If you join 23andMe in order to connect with cousins, it's important to make sure that they can find you. Because of the way 23andMe is set up, each account's default settings are for full privacy. Many users aren't fully aware of this and may not realize how this will limit their genealogy research. If your account is set to full privacy, your account appears as just one of many private accounts users see when viewing their Relative Finder matches. Unfortunately, this is a sight familiar to 23andMe:
This is just a small selection of my Relative Finder matches. As you can see, only one of them has allowed me to view their surnames. In order to get any information about these accounts, I have to send an invitation to each one to view their profile see what surnames and locations they have listed. And I can only send five invitations a day. It's tedious and time consuming. It would be much easier and faster if these accounts were public. Even if they don't know their genealogy, I'd be able to see their profile to know that.

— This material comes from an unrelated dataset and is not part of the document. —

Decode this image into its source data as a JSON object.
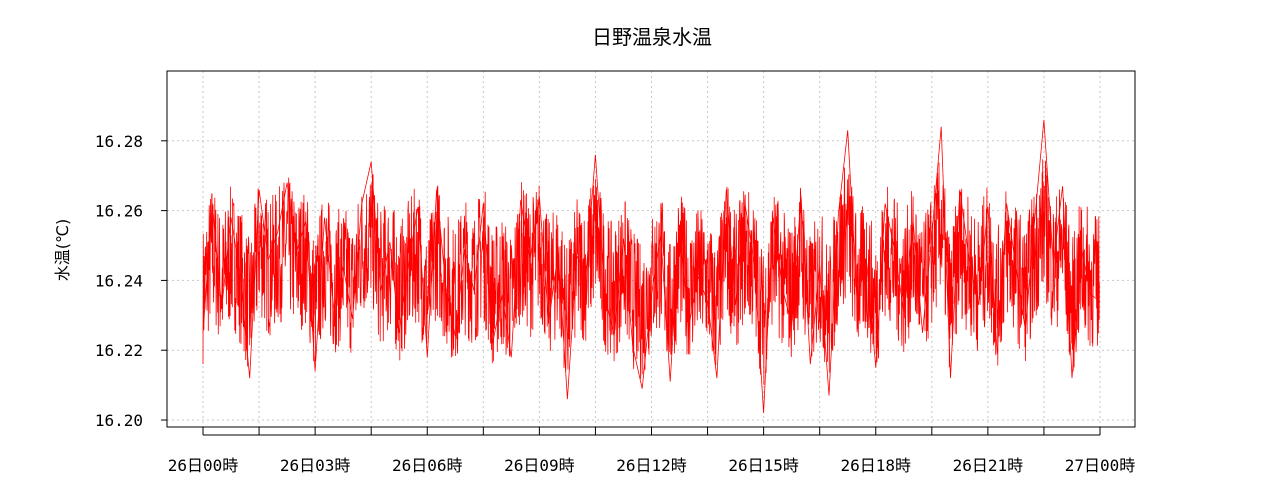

Take a look at how my profile appears to my RF matches:
On top of what appears here, matches can click on my name to view my entire profile. Or they can stay on this screen and expand my data to see 37 more surnames and 16 more locations. If they see a match, they can request to share DNA. If they don't see an obvious match, they can decide for themselves if they want to move on to someone else. And they don't have to use one of their five invites just to see my list of surnames.
To make 23andMe work for your genealogy research, fill out your profile completely and make it public. It'll be worth it.